Inspired by the 1968 cult film, Barbarella Bar is a rockin’ cool neighborhood spot in the heart of Silver Lake. Happy hour is especially popular here, as locals hang out at the long bar or nestle into sexy leather banquettes. The patio offers a livelier scene with an open al fresco lounging atmosphere. On tap there are two dozen local craft brews and imported beer, while large, festive martinis range from pomegranate mint to an elderflower gimlet, and specialty cocktails include a Moscow Mule, Jalapeño Twist and house-made sangria. Patrons can graze on the likes of burrata bruschetta, tuna tartare or short rib tacos. Heartier plates feature miso salmon, pesto penne with artichokes, grass fed Angus burgers, gourmet pizza, and selections of charcuterie and cheese.
It seemed like a bright idea—taking the unoccupied basement of the Higgins Building, which once housed LA’s first private power plant, and converting it into one of the city’s premier craft-cocktail bars. Designer Andrew Meieran did just that, and created The Edison, a lounge inspired by the building’s 100-year history. The space was built around the original 1910 cast-iron generator, and has intertwined architectural styles from the last century, including Art Nouveau and Industrial Gothic. The experimental environs have been lauded by many, including Esquire and Condé Nast Traveler. Ingenuity is seen in almost every aspect of The Edison, from the devotion to farm-fresh ingredients (even for the cocktails) to the calendar of events that includes burlesque dancers, aerialists, and other performers. The menu is billed as a “Catalogue of Parts,” its 18 pages predominantly diagramming liquors, wines, and craft cocktails such as the Brass Furnace, a blend of gin, elderflower liqueur, fresh grapefruit juice, bitters, and prosecco. Executive Chef Russell Saito prepares Asian-inspired snacks and “Exclusive Patent Plates,” including cabernet-braised short ribs with mashed potatoes. And of course, diners have to choose between the Edison fries and the Tesla fries, neither of which unfortunately will power dying cell phones.
Almost entirely hidden down a long brick alley in Little Tokyo.

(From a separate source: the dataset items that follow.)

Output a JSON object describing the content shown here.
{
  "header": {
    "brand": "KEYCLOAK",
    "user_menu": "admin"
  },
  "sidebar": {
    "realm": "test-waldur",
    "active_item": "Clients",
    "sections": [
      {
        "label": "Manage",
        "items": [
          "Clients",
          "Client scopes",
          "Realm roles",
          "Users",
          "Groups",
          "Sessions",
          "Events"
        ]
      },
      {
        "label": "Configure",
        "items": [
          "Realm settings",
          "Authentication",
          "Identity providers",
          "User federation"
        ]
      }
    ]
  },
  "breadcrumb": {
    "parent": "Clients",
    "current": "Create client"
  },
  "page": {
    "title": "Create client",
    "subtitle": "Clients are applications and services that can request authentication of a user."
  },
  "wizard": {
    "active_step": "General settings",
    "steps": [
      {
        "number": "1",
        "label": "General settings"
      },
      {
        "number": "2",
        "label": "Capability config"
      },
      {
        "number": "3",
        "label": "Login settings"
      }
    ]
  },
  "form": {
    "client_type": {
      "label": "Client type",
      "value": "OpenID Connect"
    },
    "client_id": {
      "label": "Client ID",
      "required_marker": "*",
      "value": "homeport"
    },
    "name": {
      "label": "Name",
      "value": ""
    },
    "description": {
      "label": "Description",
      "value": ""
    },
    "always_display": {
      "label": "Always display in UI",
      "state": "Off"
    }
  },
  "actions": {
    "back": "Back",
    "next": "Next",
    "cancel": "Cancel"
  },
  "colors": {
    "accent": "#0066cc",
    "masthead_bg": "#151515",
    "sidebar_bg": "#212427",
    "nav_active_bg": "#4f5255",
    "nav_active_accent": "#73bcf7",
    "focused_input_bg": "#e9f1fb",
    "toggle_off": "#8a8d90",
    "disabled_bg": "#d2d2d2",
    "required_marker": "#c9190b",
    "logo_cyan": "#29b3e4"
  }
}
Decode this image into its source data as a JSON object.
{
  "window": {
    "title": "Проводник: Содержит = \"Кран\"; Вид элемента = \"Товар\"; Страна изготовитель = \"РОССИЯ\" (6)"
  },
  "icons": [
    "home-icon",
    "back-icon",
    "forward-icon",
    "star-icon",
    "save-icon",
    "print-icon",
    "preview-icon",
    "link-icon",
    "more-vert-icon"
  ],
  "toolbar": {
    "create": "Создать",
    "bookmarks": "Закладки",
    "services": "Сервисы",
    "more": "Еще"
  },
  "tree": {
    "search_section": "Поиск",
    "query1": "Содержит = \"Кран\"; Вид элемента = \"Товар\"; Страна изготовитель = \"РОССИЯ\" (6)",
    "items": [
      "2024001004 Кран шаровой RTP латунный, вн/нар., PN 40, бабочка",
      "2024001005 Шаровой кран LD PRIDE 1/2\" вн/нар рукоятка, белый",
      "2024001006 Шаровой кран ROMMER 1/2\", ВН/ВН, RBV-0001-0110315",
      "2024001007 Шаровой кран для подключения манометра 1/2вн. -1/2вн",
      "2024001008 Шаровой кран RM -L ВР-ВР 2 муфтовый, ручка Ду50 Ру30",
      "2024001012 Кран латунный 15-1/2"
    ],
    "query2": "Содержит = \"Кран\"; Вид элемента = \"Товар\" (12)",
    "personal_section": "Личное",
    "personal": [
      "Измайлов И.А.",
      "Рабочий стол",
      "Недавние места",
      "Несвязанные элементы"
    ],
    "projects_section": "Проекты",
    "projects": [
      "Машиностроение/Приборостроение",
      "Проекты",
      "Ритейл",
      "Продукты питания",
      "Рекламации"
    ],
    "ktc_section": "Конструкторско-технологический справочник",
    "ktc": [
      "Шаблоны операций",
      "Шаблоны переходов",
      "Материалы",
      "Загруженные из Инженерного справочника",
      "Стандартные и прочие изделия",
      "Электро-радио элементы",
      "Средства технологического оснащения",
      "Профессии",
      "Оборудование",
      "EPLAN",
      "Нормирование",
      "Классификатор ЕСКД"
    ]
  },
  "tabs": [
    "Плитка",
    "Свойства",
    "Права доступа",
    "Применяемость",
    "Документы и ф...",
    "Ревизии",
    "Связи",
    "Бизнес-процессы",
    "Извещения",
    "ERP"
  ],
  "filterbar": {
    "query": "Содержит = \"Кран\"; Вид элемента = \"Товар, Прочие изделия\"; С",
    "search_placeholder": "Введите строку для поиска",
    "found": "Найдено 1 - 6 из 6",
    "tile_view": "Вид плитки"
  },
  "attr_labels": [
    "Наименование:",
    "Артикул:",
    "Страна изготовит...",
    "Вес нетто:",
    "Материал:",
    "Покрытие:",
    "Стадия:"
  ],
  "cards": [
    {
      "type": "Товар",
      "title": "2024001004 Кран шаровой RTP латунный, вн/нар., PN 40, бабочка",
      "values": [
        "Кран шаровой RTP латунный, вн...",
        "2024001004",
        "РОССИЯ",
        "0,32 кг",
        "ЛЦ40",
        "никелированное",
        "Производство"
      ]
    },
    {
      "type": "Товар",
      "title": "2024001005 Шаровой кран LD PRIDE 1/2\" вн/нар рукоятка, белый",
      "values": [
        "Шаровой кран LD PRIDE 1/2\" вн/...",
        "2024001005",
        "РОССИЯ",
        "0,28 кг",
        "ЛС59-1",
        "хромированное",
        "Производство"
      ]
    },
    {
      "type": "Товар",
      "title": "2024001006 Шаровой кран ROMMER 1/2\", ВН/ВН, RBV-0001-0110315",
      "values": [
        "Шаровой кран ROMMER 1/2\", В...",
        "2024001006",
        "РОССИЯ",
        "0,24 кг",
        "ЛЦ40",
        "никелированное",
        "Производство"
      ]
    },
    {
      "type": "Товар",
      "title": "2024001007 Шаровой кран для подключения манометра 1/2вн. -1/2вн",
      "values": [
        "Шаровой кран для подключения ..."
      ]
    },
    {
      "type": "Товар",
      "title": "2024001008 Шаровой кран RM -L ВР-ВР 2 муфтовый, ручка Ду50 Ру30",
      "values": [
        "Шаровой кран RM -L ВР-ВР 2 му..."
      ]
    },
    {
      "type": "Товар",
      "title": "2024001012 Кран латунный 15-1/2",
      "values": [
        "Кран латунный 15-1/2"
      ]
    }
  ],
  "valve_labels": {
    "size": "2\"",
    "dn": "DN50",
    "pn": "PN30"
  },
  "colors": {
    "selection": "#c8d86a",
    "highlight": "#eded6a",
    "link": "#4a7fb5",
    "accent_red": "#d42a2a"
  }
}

Far Bar is an unknown gem of a drinkery. Customers can find the hard to locate spot by looking for the neon signs along the façade that read Far East, and Chop Suey, as that’s the building the alley opens up to. With lights strung above, a varied craft beer selection, an amply supplied bar and flavorful fusion food, Far Bar is perfect for unwinding after a hot day. The outside patio is ideal with music wafting throughout the space, twinkle lights above and twinkling stars even higher. Popular food items include their PB&J and Bacon Burger, dry rubbed Ming’s Wings, and Korean short ribs. The area has street parking and a few pay lots within a block.